Explain SMBC — the wiki for Saturday Morning Breakfast Cereal

economically-sensible

2015-08-08 View on smbc-comics.com → 1 revision
economically-sensible
Votey panel for economically-sensible
This explanation is incomplete or may contain errors. It was generated by AI and has not yet been reviewed by a human editor.

Explanation

The Joke

A presenter explains that economists have long tried to predict the behavior of the world's economy but have failed, because "humans don't behave in a predictable, rational, economically sensible manner." The proposed solution: hire a vast team of theoretical economists to be placed in every household in the nation to correct all "irrational behavior." In practice, this means an economist moves in with a man and starts criticizing his TV-watching habits (watching the same amount of TV even though the price has dropped, violating supply-and-demand theory) and his personal relationships (choosing to stay with a business partner for "non-rational" reasons).

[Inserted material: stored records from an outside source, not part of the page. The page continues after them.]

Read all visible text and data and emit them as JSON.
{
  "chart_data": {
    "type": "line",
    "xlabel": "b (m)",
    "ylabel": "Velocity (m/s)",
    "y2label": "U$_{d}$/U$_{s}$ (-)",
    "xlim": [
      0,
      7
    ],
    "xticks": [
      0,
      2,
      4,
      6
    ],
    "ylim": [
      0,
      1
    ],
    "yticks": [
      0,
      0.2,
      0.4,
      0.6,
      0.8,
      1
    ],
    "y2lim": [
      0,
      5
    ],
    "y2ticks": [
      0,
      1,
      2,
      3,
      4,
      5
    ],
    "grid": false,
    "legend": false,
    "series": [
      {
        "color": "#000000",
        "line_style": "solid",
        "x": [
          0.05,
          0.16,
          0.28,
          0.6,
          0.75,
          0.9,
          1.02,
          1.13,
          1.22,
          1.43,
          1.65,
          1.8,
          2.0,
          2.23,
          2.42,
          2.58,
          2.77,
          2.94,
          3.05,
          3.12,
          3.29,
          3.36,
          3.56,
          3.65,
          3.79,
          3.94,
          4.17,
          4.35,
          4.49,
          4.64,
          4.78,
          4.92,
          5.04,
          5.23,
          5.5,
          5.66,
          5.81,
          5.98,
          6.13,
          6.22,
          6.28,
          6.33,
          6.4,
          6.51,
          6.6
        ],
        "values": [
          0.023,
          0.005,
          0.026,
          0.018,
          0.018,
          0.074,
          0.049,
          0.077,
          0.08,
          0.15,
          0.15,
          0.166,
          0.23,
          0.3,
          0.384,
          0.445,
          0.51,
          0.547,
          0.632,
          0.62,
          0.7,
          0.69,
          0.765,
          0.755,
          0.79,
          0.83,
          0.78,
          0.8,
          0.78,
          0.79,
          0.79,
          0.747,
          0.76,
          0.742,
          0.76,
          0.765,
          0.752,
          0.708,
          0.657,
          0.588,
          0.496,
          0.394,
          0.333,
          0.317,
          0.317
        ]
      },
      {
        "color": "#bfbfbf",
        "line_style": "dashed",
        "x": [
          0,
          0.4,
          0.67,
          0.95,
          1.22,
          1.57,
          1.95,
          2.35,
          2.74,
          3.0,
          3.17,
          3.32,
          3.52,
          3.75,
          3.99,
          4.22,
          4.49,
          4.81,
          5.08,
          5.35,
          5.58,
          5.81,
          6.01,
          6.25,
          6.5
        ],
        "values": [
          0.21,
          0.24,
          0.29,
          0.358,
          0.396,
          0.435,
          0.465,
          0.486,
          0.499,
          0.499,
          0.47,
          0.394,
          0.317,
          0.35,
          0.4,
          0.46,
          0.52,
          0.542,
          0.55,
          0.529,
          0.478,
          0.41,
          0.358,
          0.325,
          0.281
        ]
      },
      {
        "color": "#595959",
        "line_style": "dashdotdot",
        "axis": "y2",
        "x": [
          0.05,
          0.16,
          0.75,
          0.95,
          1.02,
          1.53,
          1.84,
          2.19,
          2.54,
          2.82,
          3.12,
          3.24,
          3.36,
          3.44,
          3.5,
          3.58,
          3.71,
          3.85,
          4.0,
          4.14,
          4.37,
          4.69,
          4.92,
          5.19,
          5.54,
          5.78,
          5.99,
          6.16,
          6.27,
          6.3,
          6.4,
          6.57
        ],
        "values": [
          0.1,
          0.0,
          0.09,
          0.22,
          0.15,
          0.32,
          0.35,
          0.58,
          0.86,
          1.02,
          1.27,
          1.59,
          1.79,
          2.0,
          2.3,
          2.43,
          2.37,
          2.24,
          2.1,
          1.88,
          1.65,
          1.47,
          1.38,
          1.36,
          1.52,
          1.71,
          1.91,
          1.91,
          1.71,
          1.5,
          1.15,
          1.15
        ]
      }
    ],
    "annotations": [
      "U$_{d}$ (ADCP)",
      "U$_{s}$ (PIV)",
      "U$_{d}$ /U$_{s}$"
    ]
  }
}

The man tells the economist to "fix yourself," and when the economist notes that the man "shot his dog," the man responds: "Call me when that's quantifiable."

The Humor

The comic satirizes the gap between economic theory and real human behavior. Economists assume people are rational actors who respond predictably to price signals and incentives, but actual humans make decisions based on habit, emotion, loyalty, and other "irrational" factors. The absurd solution — embedding economists in homes to enforce rational behavior — highlights how divorced economic models can be from lived experience. Each example escalates the absurdity: TV consumption, relationship choices, and finally the darkly comic non sequitur about shooting a dog, which the man dismisses because it is not "quantifiable." The joke ultimately suggests that the economists themselves are the irrational ones for believing human life can be reduced to their models.

References

  • The comic references rational choice theory and supply and demand, foundational concepts in economics that assume humans act as rational, self-interested agents.
  • The broader satire touches on the field of behavioral economics, pioneered by researchers like Daniel Kahneman and Richard Thaler, which studies how real human decision-making deviates from classical economic models.